← Back to context

Comment by dehrmann

5 years ago

> Algorithms and data strictures are important--to a point

For me, 90% of day-to-day algorithms use is not writing O(nm) or O(n^2) code, and knowing which data structures to use to avoid it (usually a hashtable, occasionally a heap or balanced tree).

It all depends on your use case. If your input is bound to a small N, I’ll take the simplest to understand implementation regardless of algorithmic complexity. Future you and other people will thank you later.

  • If small-bound is <20 and likely to never be >50, yes. Otherwise, be careful; future people will not thank you for that timebomb.

    • It’s safer when it’s hard coded data and really bad versus dynamic data and sorta bad. I’d rather have O(n!) with a list of length six because it’s going to break hard before it gets to 20. O(n root(n)) on your customer list will slowly creep up and it would be easy to not notice.

    • If you're really cool, you make it throw an error if n > 50 along with a comment explaining why, or at the very least leave a comment saying "this is not the optimal algorithm and will break if N gets much bigger than 50".

  • As the guy who has to deal with your code years later when the company is bigger...please think about the complexity, especially if it is a simple problem. Or not - that’s why I have a job

  • I don't know why you have been downvoted, you do have a point. Algorithms are tailored towards specific purposes. If you for example have something that runs with an n of about 5, and it's not in a hot path, the clear concise solution may well be better. Besides, with small n there is more to the cost of an algorithm than just its asymptotic growth.

    However, to the point of the person you've replied to: It's good to know that stuff to be able to assess the situation in the first place.

  • I'm fond of saying that one of the big differences between theory and practice in CS is that in practice, we don't immediately drop the coefficients. Instead we study the problem to learn what the coefficients are and use that knowledge to guide our approach. For instance, there are times a linear search will just flat out beat a binary search due to cache effects.
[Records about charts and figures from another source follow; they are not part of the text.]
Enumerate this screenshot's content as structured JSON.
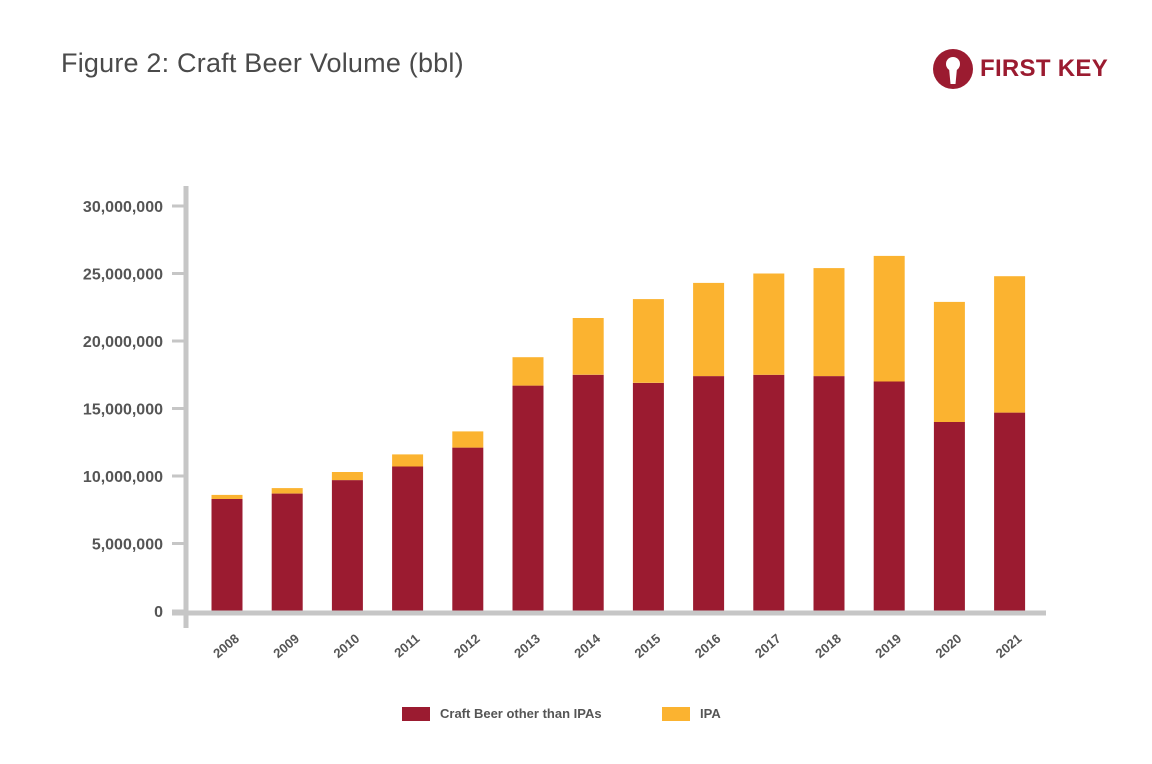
{
  "title": "Figure 2: Craft Beer Volume (bbl)",
  "logo": {
    "text": "FIRST KEY",
    "icon": "keyhole-icon",
    "color": "#9b1b30"
  },
  "chart_data": {
    "type": "bar",
    "stacked": true,
    "categories": [
      "2008",
      "2009",
      "2010",
      "2011",
      "2012",
      "2013",
      "2014",
      "2015",
      "2016",
      "2017",
      "2018",
      "2019",
      "2020",
      "2021"
    ],
    "series": [
      {
        "name": "Craft Beer other than IPAs",
        "color": "#9b1b30",
        "values": [
          8300000,
          8700000,
          9700000,
          10700000,
          12100000,
          16700000,
          17500000,
          16900000,
          17400000,
          17500000,
          17400000,
          17000000,
          14000000,
          14700000
        ]
      },
      {
        "name": "IPA",
        "color": "#fbb330",
        "values": [
          300000,
          400000,
          600000,
          900000,
          1200000,
          2100000,
          4200000,
          6200000,
          6900000,
          7500000,
          8000000,
          9300000,
          8900000,
          10100000
        ]
      }
    ],
    "yticks": [
      "0",
      "5,000,000",
      "10,000,000",
      "15,000,000",
      "20,000,000",
      "25,000,000",
      "30,000,000"
    ],
    "ylim": [
      0,
      30000000
    ],
    "xlabel": "",
    "ylabel": "",
    "grid": false,
    "legend_position": "bottom"
  }
}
    • But if you care about the coefficients the first time you write the code, you are prematurely optimizing. The theory here is wiser than it intended to be :).
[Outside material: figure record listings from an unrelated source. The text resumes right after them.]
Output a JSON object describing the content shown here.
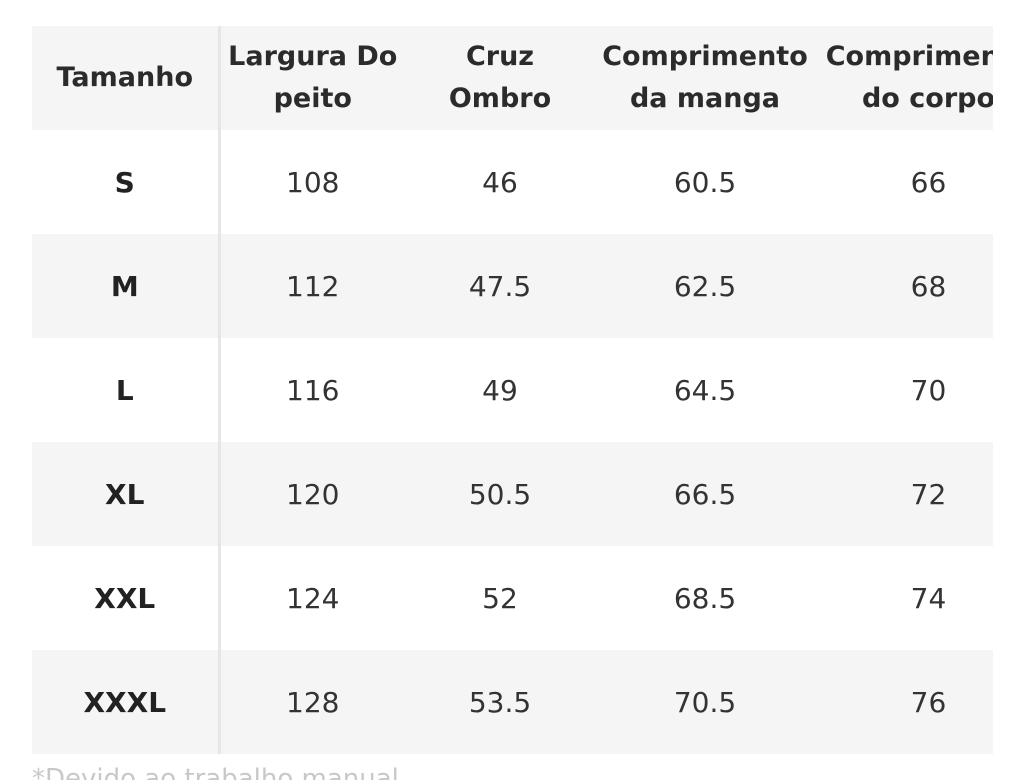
{
  "table": {
    "header": {
      "size": "Tamanho",
      "chest": [
        "Largura Do",
        "peito"
      ],
      "shoulder": [
        "Cruz",
        "Ombro"
      ],
      "sleeve": [
        "Comprimento",
        "da manga"
      ],
      "body": [
        "Comprimento",
        "do corpo"
      ]
    },
    "rows": [
      {
        "size": "S",
        "chest": "108",
        "shoulder": "46",
        "sleeve": "60.5",
        "body": "66"
      },
      {
        "size": "M",
        "chest": "112",
        "shoulder": "47.5",
        "sleeve": "62.5",
        "body": "68"
      },
      {
        "size": "L",
        "chest": "116",
        "shoulder": "49",
        "sleeve": "64.5",
        "body": "70"
      },
      {
        "size": "XL",
        "chest": "120",
        "shoulder": "50.5",
        "sleeve": "66.5",
        "body": "72"
      },
      {
        "size": "XXL",
        "chest": "124",
        "shoulder": "52",
        "sleeve": "68.5",
        "body": "74"
      },
      {
        "size": "XXXL",
        "chest": "128",
        "shoulder": "53.5",
        "sleeve": "70.5",
        "body": "76"
      }
    ]
  },
  "footer_note": "*Devido ao trabalho manual...",
  "colors": {
    "stripe": "#f5f5f5",
    "divider": "#e6e6e6",
    "text": "#2b2b2b"
  }
}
      First draft: don't be stupid with asymptotics as PP says.

      *only if there is actual problem in prod or whatever: bust out the concrete measurements.

  • It may also be faster for small N, as the big O notation swallows the constant factor. It’s not accidental that standard lib’s sort algorithms will fall back to simple insertion sort at the end of recursion when n is small. (Though please correct me if I’m wrong, I’ve only once digged into the sort algorithm’s code in cpp and java’s std lib)

  • in my 25 years of software development, 90% of the time, you don't need to optimize the code and the worst solution in time complexity is totally fine. then there is another 8% of situations where trading in space for time complexity is the solution, i.e. using lookup tables. the remaining 1-2% of the cases you might need a combination of some data structures or containers from the STL or boost (in the case of C++). I've never had to roll some special version of a data structure or container or algorithm myself from scratch, and I work on some really complicated real time software.